Consorzio Etimos e Etimos Foundation sono rispettivamente un consorzio finanziario internazionale e una fondazione di partecipazione, entrambi con sede centrale a Padova, che si occupano da decenni di economia sociale, finanza per lo sviluppo e microfinanza. Riuniscono una base sociale ampia ed eterogenea, in Italia e all'estero: istituti bancari di matrice cooperativa e sociale, istituzioni di micro finanza attive nei paesi in via di sviluppo, cooperative di produzione legate ai circuiti dell’equosolidale e del biologico, attori della cooperazione, diocesi e istituti religiosi, associazioni e Ong. Anche per questo nelle loro attività, operative e culturali, si caratterizzano per una prospettiva internazionale e un approccio che privilegia il confronto tra una pluralità di posizioni, piuttosto che una loro sintesi a priori.
Gruppo Abele è un'associazione nata a Torino nel 1965 attorno a Don Luigi Ciotti. Il suo impegno è di cercare di saldare accoglienza, cultura e politica.

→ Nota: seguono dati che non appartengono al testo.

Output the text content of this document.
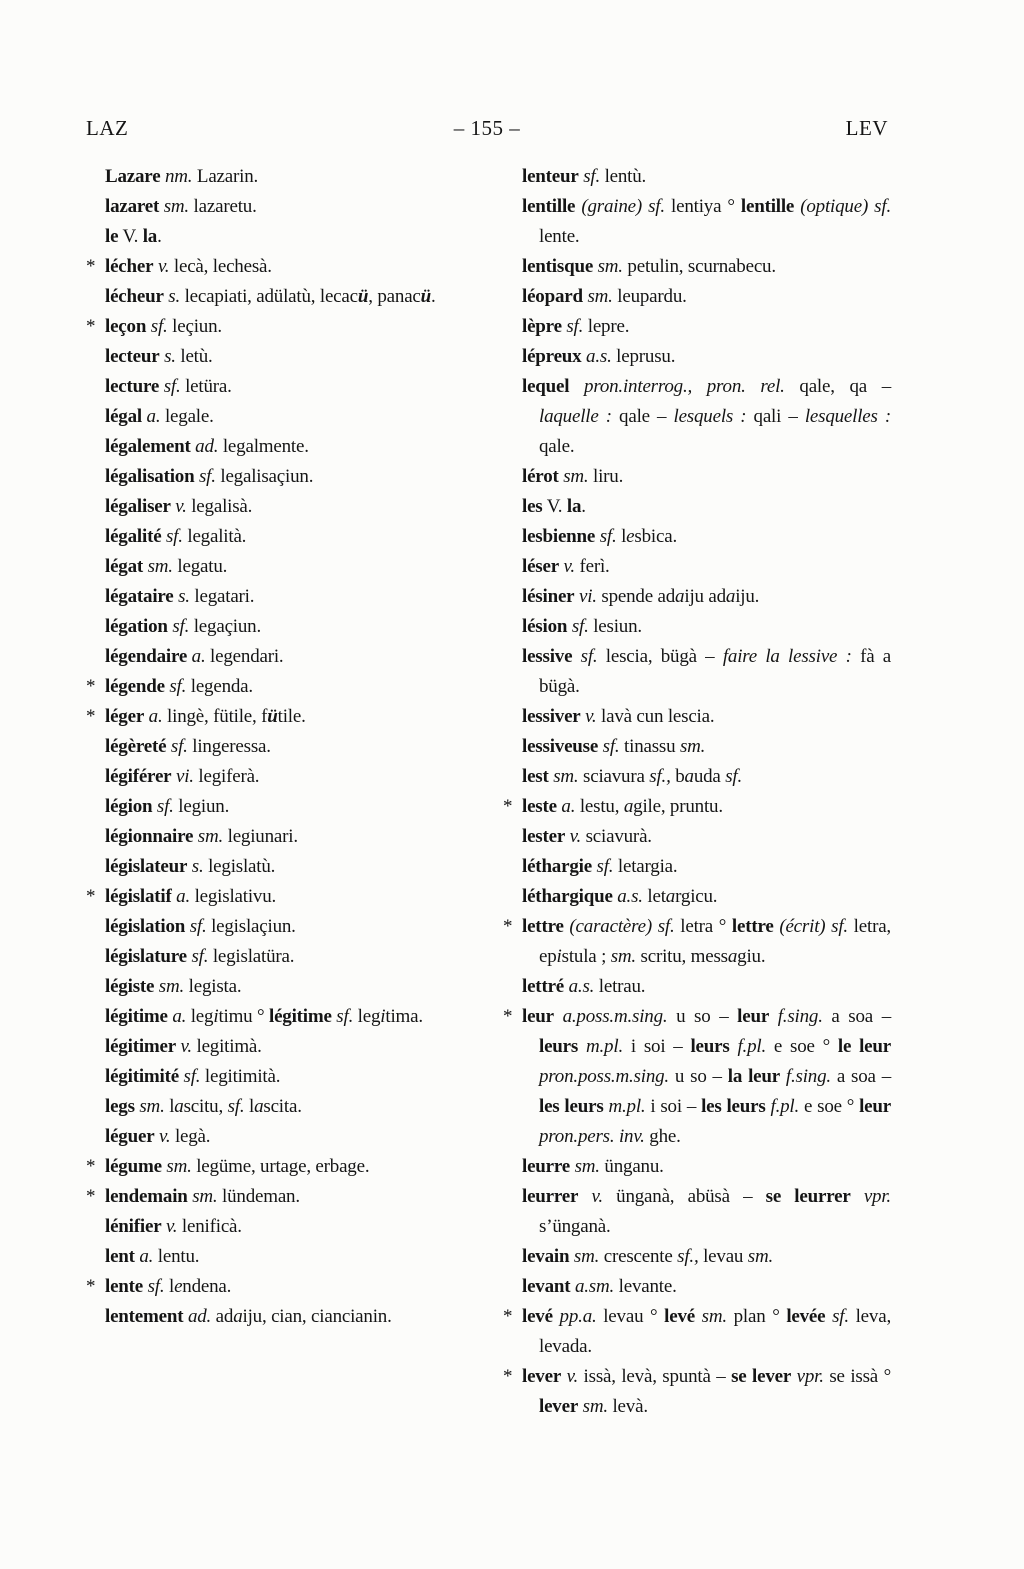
LAZ	– 155 –	LEV

Lazare nm. Lazarin.

lazaret sm. lazaretu.

le V. la.

* lécher v. lecà, lechesà.

lécheur s. lecapiati, adülatù, lecacü, panacü.

* leçon sf. leçiun.

lecteur s. letù.

lecture sf. letüra.

légal a. legale.

légalement ad. legalmente.

légalisation sf. legalisaçiun.

légaliser v. legalisà.

légalité sf. legalità.

légat sm. legatu.

légataire s. legatari.

légation sf. legaçiun.

légendaire a. legendari.

* légende sf. legenda.

* léger a. lingè, fütile, fütile.

légèreté sf. lingeressa.

légiférer vi. legiferà.

légion sf. legiun.

légionnaire sm. legiunari.

législateur s. legislatù.

* législatif a. legislativu.

législation sf. legislaçiun.

législature sf. legislatüra.

légiste sm. legista.

légitime a. legitimu ° légitime sf. legitima.

légitimer v. legitimà.

légitimité sf. legitimità.

legs sm. lascitu, sf. lascita.

léguer v. legà.

* légume sm. legüme, urtage, erbage.

* lendemain sm. lündeman.

lénifier v. lenificà.

lent a. lentu.

* lente sf. lendena.

lentement ad. adaiju, cian, ciancianin.

lenteur sf. lentù.

lentille (graine) sf. lentiya ° lentille (optique) sf. lente.

lentisque sm. petulin, scurnabecu.

léopard sm. leupardu.

lèpre sf. lepre.

lépreux a.s. leprusu.

lequel pron.interrog., pron. rel. qale, qa – laquelle : qale – lesquels : qali – lesquelles : qale.

lérot sm. liru.

les V. la.

lesbienne sf. lesbica.

léser v. ferì.

lésiner vi. spende adaiju adaiju.

lésion sf. lesiun.

lessive sf. lescia, bügà – faire la lessive : fà a bügà.

lessiver v. lavà cun lescia.

lessiveuse sf. tinassu sm.

lest sm. sciavura sf., bauda sf.

* leste a. lestu, agile, pruntu.

lester v. sciavurà.

léthargie sf. letargia.

léthargique a.s. letargicu.

* lettre (caractère) sf. letra ° lettre (écrit) sf. letra, epistula ; sm. scritu, messagiu.

lettré a.s. letrau.

* leur a.poss.m.sing. u so – leur f.sing. a soa – leurs m.pl. i soi – leurs f.pl. e soe ° le leur pron.poss.m.sing. u so – la leur f.sing. a soa – les leurs m.pl. i soi – les leurs f.pl. e soe ° leur pron.pers. inv. ghe.

leurre sm. ünganu.

leurrer v. ünganà, abüsà – se leurrer vpr. s’ünganà.

levain sm. crescente sf., levau sm.

levant a.sm. levante.

* levé pp.a. levau ° levé sm. plan ° levée sf. leva, levada.

* lever v. issà, levà, spuntà – se lever vpr. se issà ° lever sm. levà.
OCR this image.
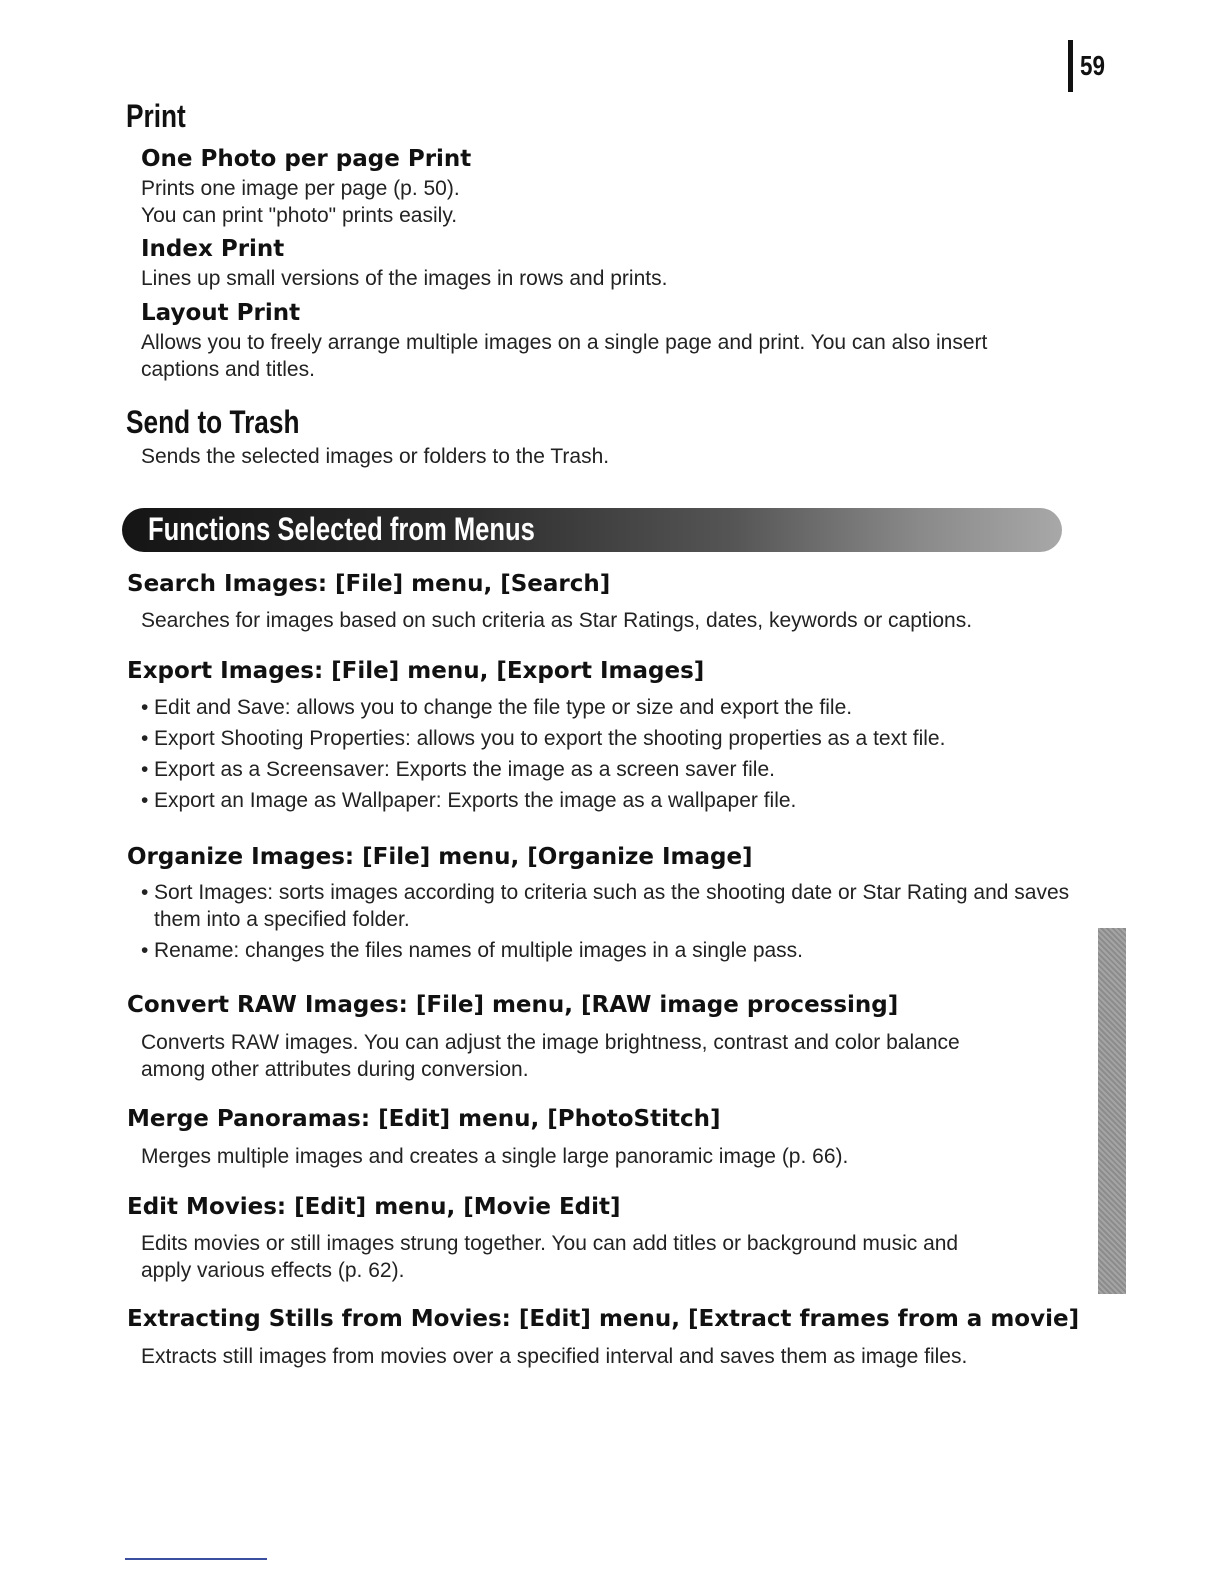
59
Print
One Photo per page Print
Prints one image per page (p. 50).
You can print "photo" prints easily.
Index Print
Lines up small versions of the images in rows and prints.
Layout Print
Allows you to freely arrange multiple images on a single page and print. You can also insert
captions and titles.
Send to Trash
Sends the selected images or folders to the Trash.
Functions Selected from Menus
Search Images: [File] menu, [Search]
Searches for images based on such criteria as Star Ratings, dates, keywords or captions.
Export Images: [File] menu, [Export Images]
• Edit and Save: allows you to change the file type or size and export the file.
• Export Shooting Properties: allows you to export the shooting properties as a text file.
• Export as a Screensaver: Exports the image as a screen saver file.
• Export an Image as Wallpaper: Exports the image as a wallpaper file.
Organize Images: [File] menu, [Organize Image]
• Sort Images: sorts images according to criteria such as the shooting date or Star Rating and saves them into a specified folder.
• Rename: changes the files names of multiple images in a single pass.
Convert RAW Images: [File] menu, [RAW image processing]
Converts RAW images. You can adjust the image brightness, contrast and color balance
among other attributes during conversion.
Merge Panoramas: [Edit] menu, [PhotoStitch]
Merges multiple images and creates a single large panoramic image (p. 66).
Edit Movies: [Edit] menu, [Movie Edit]
Edits movies or still images strung together. You can add titles or background music and
apply various effects (p. 62).
Extracting Stills from Movies: [Edit] menu, [Extract frames from a movie]
Extracts still images from movies over a specified interval and saves them as image files.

Per questo la vicinanza a chi è in difficoltà si accompagna con lo sforzo per rimuovere gli ostacoli che creano emarginazione, disuguaglianza e smarrimento. Attualmente l'operatività del Gruppo Abele si articola in circa sessanta attività diverse. Fra queste, servizi a bassa soglia, comunità per problemi di dipendenza, spazi di ascolto e orientamento, progetti di aiuto alle vittime di tratta e ai migranti e uno sportello di mediazione dei conflitti. E ancora un centro studi e ricerche, una biblioteca, un archivio storico, una libreria, due riviste, percorsi educativi rivolti a giovani, operatori e famiglie. Il Gruppo Abele anima inoltre progetti di cooperazione allo sviluppo in Africa e un consorzio di cooperative sociali che dà lavoro a persone con storie difficili alle spalle.